The third mistake, and the one I regret the most, was not completely bailing out of my shorts on February 11th. I remember precisely where I was and what I was doing when the market was bottoming that day, and I felt completely content to stay put, even though my trading friend Northy was warning me that things were about to turn higher. (I have since that time garnered a hefty amount of respect for what Northy says). I had felt at the time that we were about to break support hard, instead of bouncing like we did on January 20th, so I wanted to stay the course. You can plainly see what happened since then: an entire month of a near-vertical ascent. It’s been awful.

The regretable detritus of all this is my state of mind, because it can poison clear thinking about present market conditions. When we were sold off quite a lot lower, a lot of technicians pointed to the 2000 area as the time to get back in. Looking at all the gaps that were created between December 31 and January 4, it does seem quite compelling to believe that the closer we get to closing those gaps, the safer it is to get aggressively short.

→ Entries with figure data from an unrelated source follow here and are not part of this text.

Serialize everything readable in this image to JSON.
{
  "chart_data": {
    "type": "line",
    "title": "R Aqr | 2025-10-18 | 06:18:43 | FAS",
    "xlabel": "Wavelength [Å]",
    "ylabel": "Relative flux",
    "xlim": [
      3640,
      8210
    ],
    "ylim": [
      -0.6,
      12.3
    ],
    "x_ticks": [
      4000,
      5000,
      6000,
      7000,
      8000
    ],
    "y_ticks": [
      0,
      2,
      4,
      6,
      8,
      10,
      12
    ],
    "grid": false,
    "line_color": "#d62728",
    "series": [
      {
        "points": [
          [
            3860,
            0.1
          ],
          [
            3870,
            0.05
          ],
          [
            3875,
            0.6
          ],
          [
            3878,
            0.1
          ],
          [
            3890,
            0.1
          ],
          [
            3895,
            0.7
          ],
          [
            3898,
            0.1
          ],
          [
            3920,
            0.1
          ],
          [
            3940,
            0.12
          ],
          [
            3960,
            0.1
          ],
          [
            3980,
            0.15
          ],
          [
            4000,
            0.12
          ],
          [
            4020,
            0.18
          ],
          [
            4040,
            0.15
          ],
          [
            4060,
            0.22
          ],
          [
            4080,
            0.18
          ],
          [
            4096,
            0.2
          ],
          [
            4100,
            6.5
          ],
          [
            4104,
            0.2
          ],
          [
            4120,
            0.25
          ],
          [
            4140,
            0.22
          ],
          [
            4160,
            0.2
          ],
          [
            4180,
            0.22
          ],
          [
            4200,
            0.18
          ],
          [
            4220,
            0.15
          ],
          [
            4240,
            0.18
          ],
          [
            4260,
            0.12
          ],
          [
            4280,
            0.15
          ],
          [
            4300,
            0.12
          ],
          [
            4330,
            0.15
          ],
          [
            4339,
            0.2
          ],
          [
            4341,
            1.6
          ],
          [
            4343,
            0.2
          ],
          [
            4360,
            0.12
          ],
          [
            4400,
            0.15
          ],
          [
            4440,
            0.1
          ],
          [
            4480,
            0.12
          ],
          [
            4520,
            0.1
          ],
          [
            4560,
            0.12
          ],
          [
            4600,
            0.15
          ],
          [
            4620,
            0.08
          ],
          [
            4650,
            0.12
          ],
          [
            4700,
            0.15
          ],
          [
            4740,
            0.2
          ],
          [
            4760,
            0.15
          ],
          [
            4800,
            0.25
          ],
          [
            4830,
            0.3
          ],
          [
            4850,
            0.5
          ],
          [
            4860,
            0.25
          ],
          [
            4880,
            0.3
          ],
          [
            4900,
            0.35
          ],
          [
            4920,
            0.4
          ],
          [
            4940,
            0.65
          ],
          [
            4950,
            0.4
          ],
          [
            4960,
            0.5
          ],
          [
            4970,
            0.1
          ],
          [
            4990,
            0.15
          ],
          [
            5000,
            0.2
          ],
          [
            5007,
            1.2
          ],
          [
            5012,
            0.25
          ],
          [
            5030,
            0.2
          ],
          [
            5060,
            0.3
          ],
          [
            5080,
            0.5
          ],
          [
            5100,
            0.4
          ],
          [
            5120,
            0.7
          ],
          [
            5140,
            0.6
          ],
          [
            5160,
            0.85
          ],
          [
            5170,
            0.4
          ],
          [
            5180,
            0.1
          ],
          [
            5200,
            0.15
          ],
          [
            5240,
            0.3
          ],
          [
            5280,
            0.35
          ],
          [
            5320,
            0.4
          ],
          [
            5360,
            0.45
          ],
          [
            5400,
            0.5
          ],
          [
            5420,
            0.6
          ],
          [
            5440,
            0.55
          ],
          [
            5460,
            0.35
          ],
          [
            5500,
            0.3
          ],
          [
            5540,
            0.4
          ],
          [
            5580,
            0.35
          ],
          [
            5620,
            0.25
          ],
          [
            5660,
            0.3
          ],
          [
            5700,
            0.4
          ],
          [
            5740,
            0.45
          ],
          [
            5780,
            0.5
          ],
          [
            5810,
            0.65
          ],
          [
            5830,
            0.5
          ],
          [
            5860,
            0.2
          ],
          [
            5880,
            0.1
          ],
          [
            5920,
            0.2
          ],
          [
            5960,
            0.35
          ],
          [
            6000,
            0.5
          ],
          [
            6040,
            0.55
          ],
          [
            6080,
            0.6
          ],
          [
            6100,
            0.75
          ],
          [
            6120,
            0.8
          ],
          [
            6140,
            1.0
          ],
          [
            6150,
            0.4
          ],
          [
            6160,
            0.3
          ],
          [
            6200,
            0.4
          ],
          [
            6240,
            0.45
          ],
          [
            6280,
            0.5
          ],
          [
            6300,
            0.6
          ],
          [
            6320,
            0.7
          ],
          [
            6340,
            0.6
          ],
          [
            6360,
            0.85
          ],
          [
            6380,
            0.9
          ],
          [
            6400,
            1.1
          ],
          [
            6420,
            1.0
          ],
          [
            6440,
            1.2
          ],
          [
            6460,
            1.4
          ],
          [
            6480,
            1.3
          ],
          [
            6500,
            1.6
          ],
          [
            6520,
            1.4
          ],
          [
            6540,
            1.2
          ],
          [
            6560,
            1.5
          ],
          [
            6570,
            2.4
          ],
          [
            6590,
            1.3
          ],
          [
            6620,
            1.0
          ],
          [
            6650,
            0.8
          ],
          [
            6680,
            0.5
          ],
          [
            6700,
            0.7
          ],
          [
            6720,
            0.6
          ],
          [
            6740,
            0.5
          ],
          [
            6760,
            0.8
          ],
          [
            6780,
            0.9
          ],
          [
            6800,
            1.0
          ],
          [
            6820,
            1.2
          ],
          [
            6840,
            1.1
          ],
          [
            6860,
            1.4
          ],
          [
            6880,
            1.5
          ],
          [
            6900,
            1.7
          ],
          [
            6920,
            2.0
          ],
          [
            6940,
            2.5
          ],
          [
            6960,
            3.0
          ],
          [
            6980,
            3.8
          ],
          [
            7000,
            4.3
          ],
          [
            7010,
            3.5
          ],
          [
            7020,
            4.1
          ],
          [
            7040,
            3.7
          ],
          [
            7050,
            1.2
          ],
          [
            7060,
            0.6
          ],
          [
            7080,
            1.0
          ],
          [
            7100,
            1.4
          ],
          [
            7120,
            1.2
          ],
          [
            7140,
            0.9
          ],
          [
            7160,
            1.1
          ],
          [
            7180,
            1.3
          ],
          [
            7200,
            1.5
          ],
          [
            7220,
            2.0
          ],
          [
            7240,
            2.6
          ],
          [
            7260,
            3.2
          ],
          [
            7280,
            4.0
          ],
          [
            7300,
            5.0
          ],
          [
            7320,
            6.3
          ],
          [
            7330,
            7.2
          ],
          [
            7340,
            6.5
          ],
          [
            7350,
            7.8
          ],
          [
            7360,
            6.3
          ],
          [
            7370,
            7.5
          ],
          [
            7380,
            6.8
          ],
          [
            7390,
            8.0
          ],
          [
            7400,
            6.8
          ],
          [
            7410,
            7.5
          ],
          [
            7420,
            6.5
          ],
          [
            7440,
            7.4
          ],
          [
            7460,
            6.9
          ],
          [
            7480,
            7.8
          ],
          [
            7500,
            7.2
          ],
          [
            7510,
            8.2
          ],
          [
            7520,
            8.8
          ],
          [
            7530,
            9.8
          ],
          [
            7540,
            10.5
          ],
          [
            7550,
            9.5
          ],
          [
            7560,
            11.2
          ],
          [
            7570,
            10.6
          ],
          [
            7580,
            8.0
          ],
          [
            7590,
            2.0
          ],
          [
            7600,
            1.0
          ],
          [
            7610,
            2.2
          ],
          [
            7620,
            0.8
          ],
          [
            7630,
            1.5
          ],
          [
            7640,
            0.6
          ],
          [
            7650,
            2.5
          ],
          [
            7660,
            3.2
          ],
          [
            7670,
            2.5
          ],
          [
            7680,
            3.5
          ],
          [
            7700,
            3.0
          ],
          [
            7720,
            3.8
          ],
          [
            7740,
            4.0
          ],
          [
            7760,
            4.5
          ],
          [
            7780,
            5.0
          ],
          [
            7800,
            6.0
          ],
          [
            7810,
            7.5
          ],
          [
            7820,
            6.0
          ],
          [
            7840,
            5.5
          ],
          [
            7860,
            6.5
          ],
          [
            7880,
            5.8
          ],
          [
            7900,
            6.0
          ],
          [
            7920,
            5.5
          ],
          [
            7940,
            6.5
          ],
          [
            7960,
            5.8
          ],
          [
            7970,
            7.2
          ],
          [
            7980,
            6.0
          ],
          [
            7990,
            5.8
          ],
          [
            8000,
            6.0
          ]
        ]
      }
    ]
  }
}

I find it difficult to do this, however, due to the recent history I outlined above. Had I been more nimble (and thus would be sitting on a hefty profit by trading better this year), I’d feel a lot more confident about doing what the charts are suggesting, which is to get strongly bearish in the days ahead, particularly once Yellen is out of the way on Wednesday. But I just don’t have the courage.

My life is strangely beholden to the market, and particularly whether the market is bearish or not. If stock prices are falling, then everything goes right for me: my trades are profitable, Slope Plus gets popular and garners new subscribers, and traffic to Slope picks up. If stock prices are soaring, then the opposite happens across the board. (Although I must say that both Slope readers and Plus subscribers are remarkably patient and understanding; I mean, let’s face it, 7 of the past 11 years have been almost straight-up in equities, and Slope is still going strong.)

So that’s where things stand. For those of you who have ridden the waves well thus far this year, I congratulate you, and I salute you. I want to apologize for any instances of my “acting out” when I was feeling frustrated, and I’m very grateful – – particularly to Slope Plus subscribers – – for your presence here. If nothing else, I hope the charts and commentary here on the blog, both from me and other contributors, have been helpful sources of ideas. I hope not to screw up nearly as much for the balance of 2016. I’m certainly going to give it my best shot.